Second, migrants have shifted from Matamoros to other ports of entry. And so, there simply aren’t the numbers of people trying to get into the United States from the city that there used to be.
This may change in the future. One thing that was consistently emphasized during the day was the fluidity of the situation. One year, or even one month, migrants might be trying to get into this port of entry. A short while later they might be trying to get into another one.
Walking back into the United States, I was acutely aware of my privilege. We walked past a place where hundreds of people were trying to get visas to enter the United States, another place where probably a hundred people who had been granted asylum hearings were waiting to cross into the United States, and the line of non-US nationals waiting to be admitted into the country. For almost any of those people, crossing the border was something that could take hours, days, even months. For us, it was a matter of minutes.
Our final two stops of the day were to visit organizations that provide aid to migrants once they are in the United States. The first, Team Brownsville, provides them with toiletries and small amounts of other support immediately after they have been given permission to enter the country. The second, the Humanitarian Respite Center, is a short-term shelter. It serves people who have been granted an asylum hearing and have been released into the United States pending their hearing date.
The center, I learned, has provided assistance to over 500,000 people in the last decade. That’s a staggering number to consider–a small city. Most of them leave Texas for places like Chicago, Los Angeles, or New York.
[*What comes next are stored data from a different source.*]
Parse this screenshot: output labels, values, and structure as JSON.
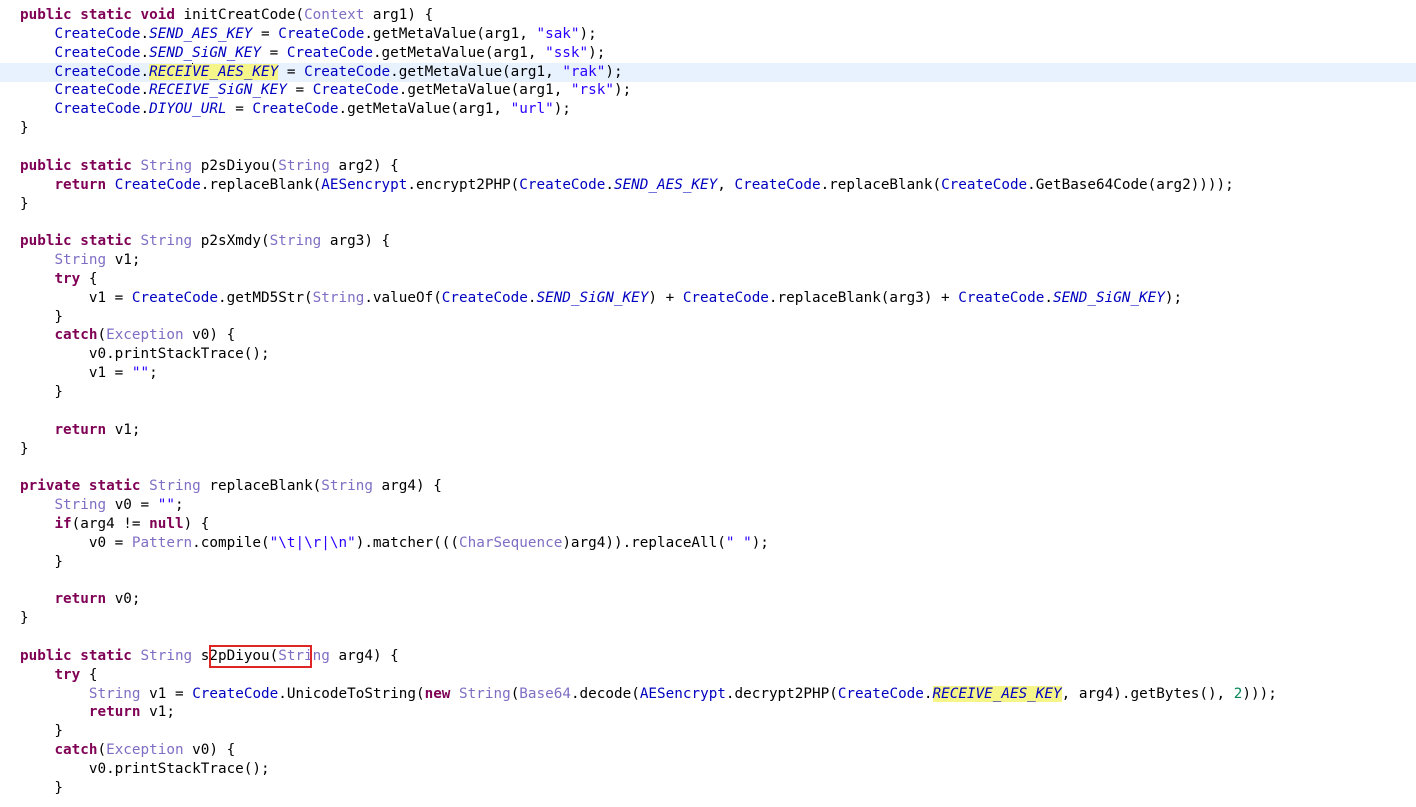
{
  "editor": {
    "lines": [
      [
        [
          "kw",
          "public static void "
        ],
        [
          "",
          "initCreatCode("
        ],
        [
          "cls",
          "Context"
        ],
        [
          "",
          " arg1) {"
        ]
      ],
      [
        [
          "",
          "    "
        ],
        [
          "cc",
          "CreateCode"
        ],
        [
          "",
          "."
        ],
        [
          "fld",
          "SEND_AES_KEY"
        ],
        [
          "",
          " = "
        ],
        [
          "cc",
          "CreateCode"
        ],
        [
          "",
          ".getMetaValue(arg1, "
        ],
        [
          "str",
          "\"sak\""
        ],
        [
          "",
          ");"
        ]
      ],
      [
        [
          "",
          "    "
        ],
        [
          "cc",
          "CreateCode"
        ],
        [
          "",
          "."
        ],
        [
          "fld",
          "SEND_SiGN_KEY"
        ],
        [
          "",
          " = "
        ],
        [
          "cc",
          "CreateCode"
        ],
        [
          "",
          ".getMetaValue(arg1, "
        ],
        [
          "str",
          "\"ssk\""
        ],
        [
          "",
          ");"
        ]
      ],
      [
        [
          "",
          "    "
        ],
        [
          "cc",
          "CreateCode"
        ],
        [
          "",
          "."
        ],
        [
          "fld hl",
          "RECEI"
        ],
        [
          "caret",
          ""
        ],
        [
          "fld hl",
          "VE_AES_KEY"
        ],
        [
          "",
          " = "
        ],
        [
          "cc",
          "CreateCode"
        ],
        [
          "",
          ".getMetaValue(arg1, "
        ],
        [
          "str",
          "\"rak\""
        ],
        [
          "",
          ");"
        ]
      ],
      [
        [
          "",
          "    "
        ],
        [
          "cc",
          "CreateCode"
        ],
        [
          "",
          "."
        ],
        [
          "fld",
          "RECEIVE_SiGN_KEY"
        ],
        [
          "",
          " = "
        ],
        [
          "cc",
          "CreateCode"
        ],
        [
          "",
          ".getMetaValue(arg1, "
        ],
        [
          "str",
          "\"rsk\""
        ],
        [
          "",
          ");"
        ]
      ],
      [
        [
          "",
          "    "
        ],
        [
          "cc",
          "CreateCode"
        ],
        [
          "",
          "."
        ],
        [
          "fld",
          "DIYOU_URL"
        ],
        [
          "",
          " = "
        ],
        [
          "cc",
          "CreateCode"
        ],
        [
          "",
          ".getMetaValue(arg1, "
        ],
        [
          "str",
          "\"url\""
        ],
        [
          "",
          ");"
        ]
      ],
      [
        [
          "",
          "}"
        ]
      ],
      [],
      [
        [
          "kw",
          "public static "
        ],
        [
          "cls",
          "String"
        ],
        [
          "",
          " p2sDiyou("
        ],
        [
          "cls",
          "String"
        ],
        [
          "",
          " arg2) {"
        ]
      ],
      [
        [
          "",
          "    "
        ],
        [
          "kw",
          "return "
        ],
        [
          "cc",
          "CreateCode"
        ],
        [
          "",
          ".replaceBlank("
        ],
        [
          "cc",
          "AESencrypt"
        ],
        [
          "",
          ".encrypt2PHP("
        ],
        [
          "cc",
          "CreateCode"
        ],
        [
          "",
          "."
        ],
        [
          "fld",
          "SEND_AES_KEY"
        ],
        [
          "",
          ", "
        ],
        [
          "cc",
          "CreateCode"
        ],
        [
          "",
          ".replaceBlank("
        ],
        [
          "cc",
          "CreateCode"
        ],
        [
          "",
          ".GetBase64Code(arg2))));"
        ]
      ],
      [
        [
          "",
          "}"
        ]
      ],
      [],
      [
        [
          "kw",
          "public static "
        ],
        [
          "cls",
          "String"
        ],
        [
          "",
          " p2sXmdy("
        ],
        [
          "cls",
          "String"
        ],
        [
          "",
          " arg3) {"
        ]
      ],
      [
        [
          "",
          "    "
        ],
        [
          "cls",
          "String"
        ],
        [
          "",
          " v1;"
        ]
      ],
      [
        [
          "",
          "    "
        ],
        [
          "kw",
          "try"
        ],
        [
          "",
          " {"
        ]
      ],
      [
        [
          "",
          "        v1 = "
        ],
        [
          "cc",
          "CreateCode"
        ],
        [
          "",
          ".getMD5Str("
        ],
        [
          "cls",
          "String"
        ],
        [
          "",
          ".valueOf("
        ],
        [
          "cc",
          "CreateCode"
        ],
        [
          "",
          "."
        ],
        [
          "fld",
          "SEND_SiGN_KEY"
        ],
        [
          "",
          ") + "
        ],
        [
          "cc",
          "CreateCode"
        ],
        [
          "",
          ".replaceBlank(arg3) + "
        ],
        [
          "cc",
          "CreateCode"
        ],
        [
          "",
          "."
        ],
        [
          "fld",
          "SEND_SiGN_KEY"
        ],
        [
          "",
          ");"
        ]
      ],
      [
        [
          "",
          "    }"
        ]
      ],
      [
        [
          "",
          "    "
        ],
        [
          "kw",
          "catch"
        ],
        [
          "",
          "("
        ],
        [
          "cls",
          "Exception"
        ],
        [
          "",
          " v0) {"
        ]
      ],
      [
        [
          "",
          "        v0.printStackTrace();"
        ]
      ],
      [
        [
          "",
          "        v1 = "
        ],
        [
          "str",
          "\"\""
        ],
        [
          "",
          ";"
        ]
      ],
      [
        [
          "",
          "    }"
        ]
      ],
      [],
      [
        [
          "",
          "    "
        ],
        [
          "kw",
          "return"
        ],
        [
          "",
          " v1;"
        ]
      ],
      [
        [
          "",
          "}"
        ]
      ],
      [],
      [
        [
          "kw",
          "private static "
        ],
        [
          "cls",
          "String"
        ],
        [
          "",
          " replaceBlank("
        ],
        [
          "cls",
          "String"
        ],
        [
          "",
          " arg4) {"
        ]
      ],
      [
        [
          "",
          "    "
        ],
        [
          "cls",
          "String"
        ],
        [
          "",
          " v0 = "
        ],
        [
          "str",
          "\"\""
        ],
        [
          "",
          ";"
        ]
      ],
      [
        [
          "",
          "    "
        ],
        [
          "kw",
          "if"
        ],
        [
          "",
          "(arg4 != "
        ],
        [
          "kw",
          "null"
        ],
        [
          "",
          ") {"
        ]
      ],
      [
        [
          "",
          "        v0 = "
        ],
        [
          "cls",
          "Pattern"
        ],
        [
          "",
          ".compile("
        ],
        [
          "str",
          "\"\\t|\\r|\\n\""
        ],
        [
          "",
          ").matcher((("
        ],
        [
          "cls",
          "CharSequence"
        ],
        [
          "",
          ")arg4)).replaceAll("
        ],
        [
          "str",
          "\" \""
        ],
        [
          "",
          ");"
        ]
      ],
      [
        [
          "",
          "    }"
        ]
      ],
      [],
      [
        [
          "",
          "    "
        ],
        [
          "kw",
          "return"
        ],
        [
          "",
          " v0;"
        ]
      ],
      [
        [
          "",
          "}"
        ]
      ],
      [],
      [
        [
          "kw",
          "public static "
        ],
        [
          "cls",
          "String"
        ],
        [
          "",
          " s2pDiyou("
        ],
        [
          "cls",
          "String"
        ],
        [
          "",
          " arg4) {"
        ]
      ],
      [
        [
          "",
          "    "
        ],
        [
          "kw",
          "try"
        ],
        [
          "",
          " {"
        ]
      ],
      [
        [
          "",
          "        "
        ],
        [
          "cls",
          "String"
        ],
        [
          "",
          " v1 = "
        ],
        [
          "cc",
          "CreateCode"
        ],
        [
          "",
          ".UnicodeToString("
        ],
        [
          "kw",
          "new "
        ],
        [
          "cls",
          "String"
        ],
        [
          "",
          "("
        ],
        [
          "cls",
          "Base64"
        ],
        [
          "",
          ".decode("
        ],
        [
          "cc",
          "AESencrypt"
        ],
        [
          "",
          ".decrypt2PHP("
        ],
        [
          "cc",
          "CreateCode"
        ],
        [
          "",
          "."
        ],
        [
          "fld hl",
          "RECEIVE_AES_KEY"
        ],
        [
          "",
          ", arg4).getBytes(), "
        ],
        [
          "num",
          "2"
        ],
        [
          "",
          ")));"
        ]
      ],
      [
        [
          "",
          "        "
        ],
        [
          "kw",
          "return"
        ],
        [
          "",
          " v1;"
        ]
      ],
      [
        [
          "",
          "    }"
        ]
      ],
      [
        [
          "",
          "    "
        ],
        [
          "kw",
          "catch"
        ],
        [
          "",
          "("
        ],
        [
          "cls",
          "Exception"
        ],
        [
          "",
          " v0) {"
        ]
      ],
      [
        [
          "",
          "        v0.printStackTrace();"
        ]
      ],
      [
        [
          "",
          "    }"
        ]
      ]
    ],
    "current_line_index": 3,
    "highlighted_method": "s2pDiyou(",
    "colors": {
      "keyword": "#7f0055",
      "class_name": "#7f6ec4",
      "type_reference": "#0000c0",
      "static_field": "#0000c0",
      "string_literal": "#2a00ff",
      "number_literal": "#098658",
      "occurrence_highlight": "#f6f58a",
      "current_line": "#e8f2fe",
      "annotation_box": "#e02525"
    }
  }
}
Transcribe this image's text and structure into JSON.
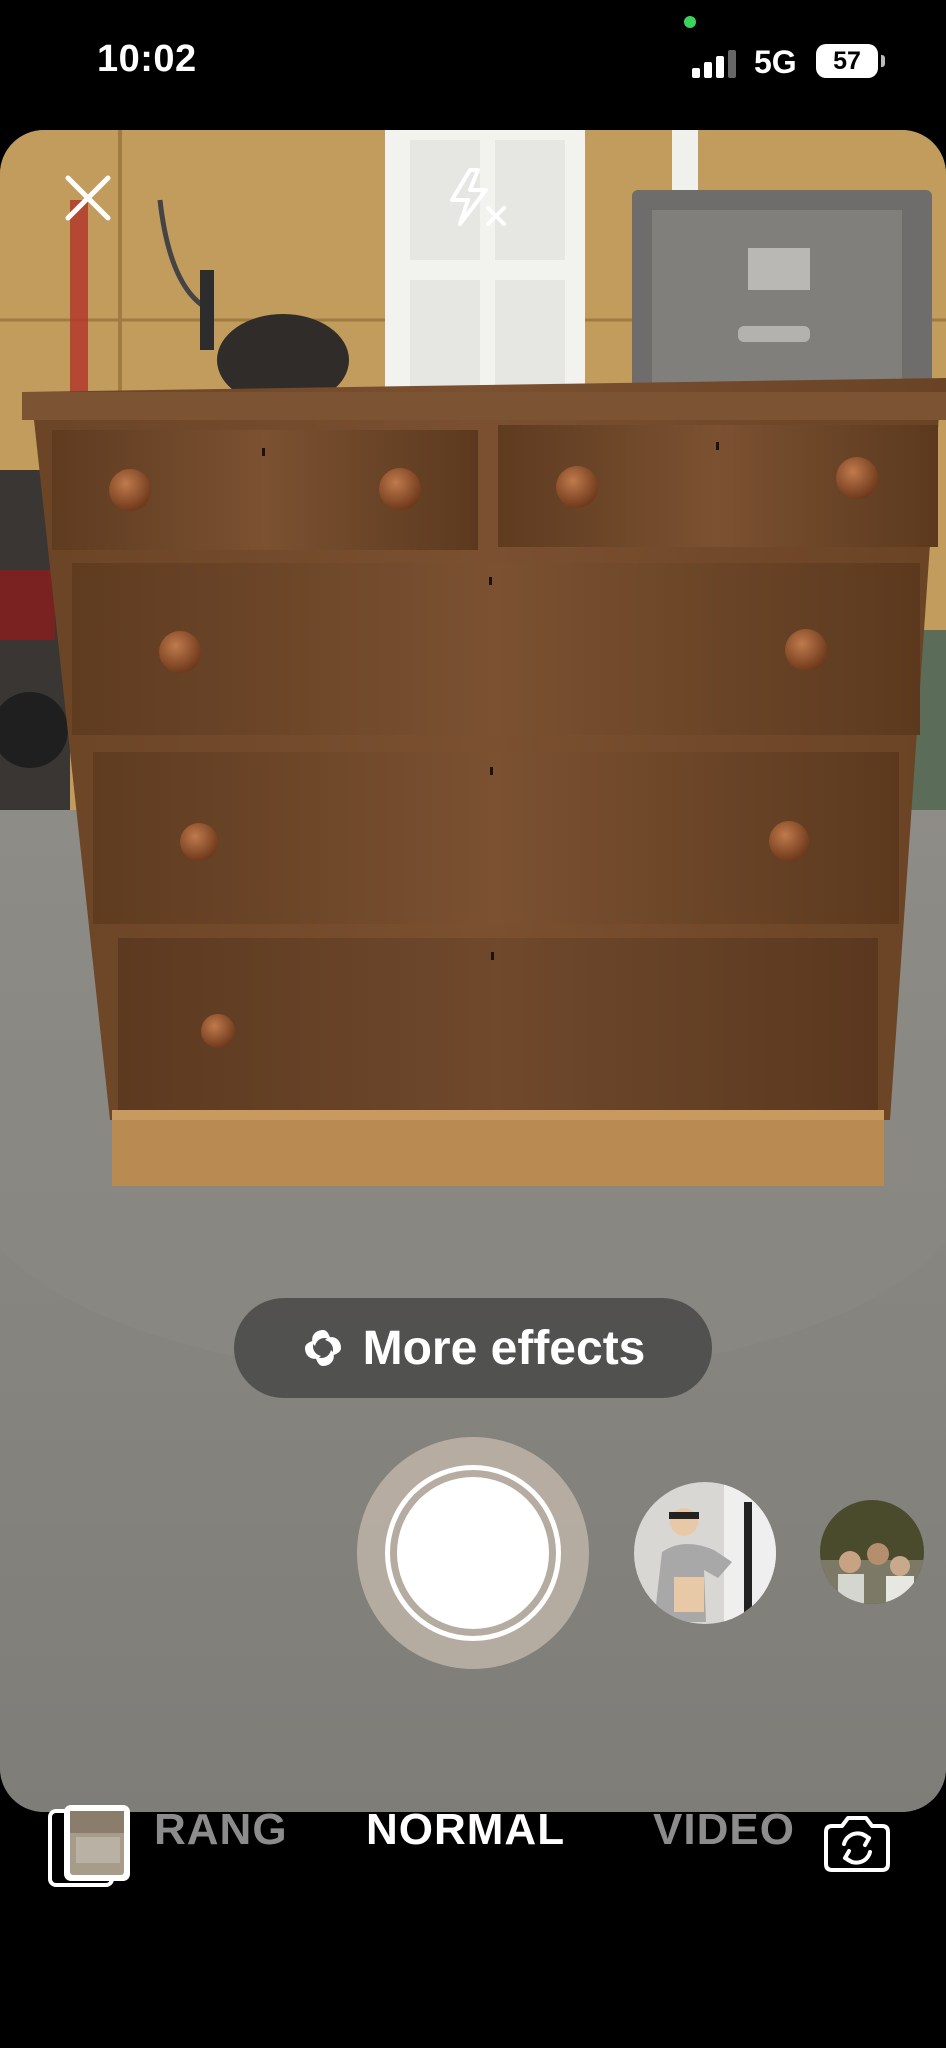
{
  "status_bar": {
    "time": "10:02",
    "network": "5G",
    "battery": "57",
    "signal_bars": 3
  },
  "camera": {
    "effects_label": "More effects",
    "modes": {
      "previous": "RANG",
      "current": "NORMAL",
      "next": "VIDEO"
    }
  },
  "icons": {
    "close": "close-icon",
    "flash": "flash-off-icon",
    "effects": "effects-icon",
    "gallery": "gallery-icon",
    "flip": "flip-camera-icon"
  },
  "colors": {
    "recording_indicator": "#3ad45b",
    "shutter": "#ffffff",
    "mode_inactive": "#8c8c8c"
  }
}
The center was clean and well run. I suspect that for a lot of asylum seekers the interactions that they have at it are probably some of the most humanizing interactions that they have had in months.
On our way to the center, which is located in McAllen, we took the “scenic route.” This had us driving about an hour and a half along the road that parallels the border wall. The absurd thing about this was that driving along the wall you immediately realize how ridiculous it is. In its present state it is not a wall at all. It is a bunch of sections of a wall with wide gaps in between them. We drove past places where there were fifty feet of wall followed by a fifty foot gap followed by another fifty feet of wall followed by another gap. It is hard to imagine how anything like that could possibly be effective or anything other than theater.
And theater, or more accurately, the theater of cruelty, is probably a good description of the whole border situation. The wall is a bit of political theater. But that didn’t make it any less real in some places.
The most chilling story about the wall that I heard all day was from a human rights worker. He pointed out a section of the wall that had been built illegally by the state of Texas as part of the governor’s ill-advised Operation Lone Star. For some reason, a man tried to cross over it. He got stuck on the barbed-wire. And there the Texas National Guardsmen left him for three days until finally a local human rights organization convinced them to rescue him.
Now, I have no way of verifying this story. But it seems believable enough based on the stories that have been reported about Operation Lone Star. What made it especially chilling was being at the site where it would have occurred and realizing that this man would have been stuck in broad view of thousands of people the entire time he suffered. I thought of the old Roman practice of crucifying people along the Appian Way. The effect must have been horrifyingly similar.